One of the first things the boss (who had a lot of autonomy) did as the head of our newly formed group was to divide the research part of each project into two phases–divergent and convergent research. The divergent phase, the first phase of research, was purely exploratory. We intended to turn over all sorts of rocks and discover first, without preconceptions. Then the convergent phase would focus on what seemed to be the most fruitful path identified.
Let me give you an example of how effective this approach could be. A few years after our group was formed in the mid-2000s, we planned a project to uncover what was happening that was truly new and different in the area of business intelligence (BI). We were looking for fresh insights.
A divergent thinking example: BI
Consider first how IT market research has historically been done. If they were researching BI, many mainstream market research firms would look at the existing installed base of business intelligence software, find out what the incumbent providers had on their product roadmaps, size up the installed base, review new competition, and compare what the competitors were doing with what the incumbents planned.
Then do a forecast.
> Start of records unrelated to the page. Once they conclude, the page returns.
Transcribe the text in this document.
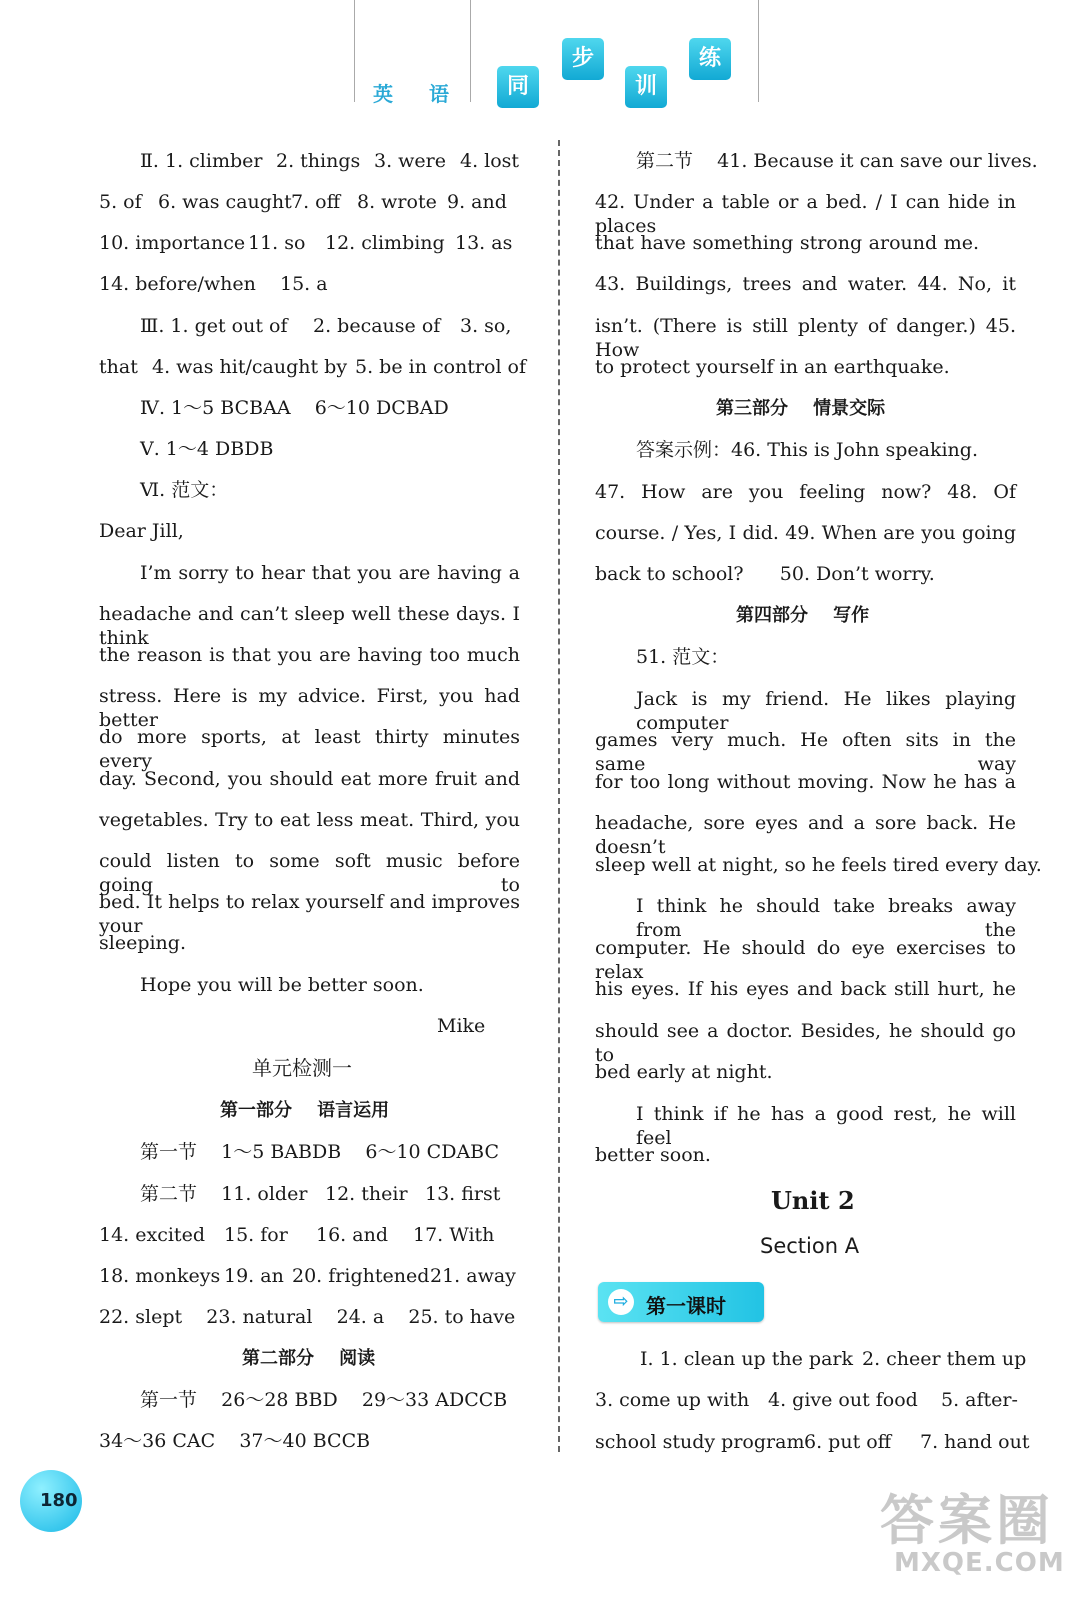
英 语	同
步
训
练
Ⅱ. 1. climber 2. things 3. were 4. lost
5. of 6. was caught 7. off 8. wrote 9. and
10. importance 11. so 12. climbing 13. as
14. before/when    15. a
Ⅲ. 1. get out of 2. because of 3. so,
that 4. was hit/caught by 5. be in control of
Ⅳ. 1～5 BCBAA    6～10 DCBAD
Ⅴ. 1～4 DBDB
Ⅵ. 范文：
Dear Jill,
I’m sorry to hear that you are having a
headache and can’t sleep well these days. I think
the reason is that you are having too much
stress. Here is my advice. First, you had better
do more sports, at least thirty minutes every
day. Second, you should eat more fruit and
vegetables. Try to eat less meat. Third, you
could listen to some soft music before going to
bed. It helps to relax yourself and improves your
sleeping.
Hope you will be better soon.
Mike
单元检测一
第一部分    语言运用
第一节    1～5 BABDB    6～10 CDABC
第二节    11. older 12. their 13. first
14. excited 15. for 16. and 17. With
18. monkeys 19. an 20. frightened 21. away
22. slept    23. natural    24. a    25. to have
第二部分    阅读
第一节    26～28 BBD    29～33 ADCCB
34～36 CAC    37～40 BCCB
第二节    41. Because it can save our lives.
42. Under a table or a bed. / I can hide in places
that have something strong around me.
43. Buildings, trees and water. 44. No, it
isn’t. (There is still plenty of danger.) 45. How
to protect yourself in an earthquake.
第三部分    情景交际
答案示例：46. This is John speaking.
47. How are you feeling now? 48. Of
course. / Yes, I did. 49. When are you going
back to school?      50. Don’t worry.
第四部分    写作
51. 范文：
Jack is my friend. He likes playing computer
games very much. He often sits in the same way
for too long without moving. Now he has a
headache, sore eyes and a sore back. He doesn’t
sleep well at night, so he feels tired every day.
I think he should take breaks away from the
computer. He should do eye exercises to relax
his eyes. If his eyes and back still hurt, he
should see a doctor. Besides, he should go to
bed early at night.
I think if he has a good rest, he will feel
better soon.
Unit 2
Section A
⇨ 第一课时
Ⅰ. 1. clean up the park 2. cheer them up
3. come up with 4. give out food 5. after-
school study program 6. put off 7. hand out
180	答案圈
MXQE.COM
In other words, the mainstream research firms assumed that mainstream BI software was already on the most fruitful path, to begin with. Implicit in that assumption is a clear bias toward incremental change–the path is more or less linear, and so the past is a good predictor of the future.
What did we do differently? First, we tried to ask better questions and do root cause analysis. What’s the biggest problem in business intelligence, we wondered? One of our early exploratory interviews was with Doug Lenat of Cycorp. Doug described a big problem with BI as the “drunk person looking for his keys under the lamppost” problem.
As the story goes, the drunk is out in the snow at night, on his knees near a lamppost, looking for his keys. Some people come by and ask him what he’s doing, and he tells them. “Where did you lose your keys?” someone asks him. “Over there,” the drunk says, pointing to an area well removed from where he’s looking. “So why are you looking here?” someone else asks. “Because this is where the light is,” the drunk responds.
For decades, BI software providers have only focused on tabular kinds of structured data. Data in that form is difficult to integrate and contextualize–note the problems with data warehousing and how most data warehousing has failed.
But Lenat has been a major advocate of semantic data integration–bringing many data sources heterogeneous sources together as an integrated, queryable knowledge base–for decades. From a business intelligence perspective, the Cycorp approach would, in theory, be more likely useful for root cause analysis and more relevant question answering generally.
For that reason, we decided to focus our convergent research on semantic web techniques from a BI context.
Takeaway: Think twice about following the herd
13 years later, I still think the research we did back then was directionally correct. In fact, the idea of knowledge graphs is a popular one. But what’s frustrating now is that so many organizations are, even so, still mentally back in the 2000s, because awareness is so low about alternatives to data integration, management, and building a better foundation for business intelligence. Those who have the budget and those who advise them often misdirect where the AI investment goes.
What should organizations have done differently, all those years ago? Learn from the divergent thinkers like Lenat and how foundational technologies such as knowledge representation (KR) could provide the foundation for machine learning and advanced analytics.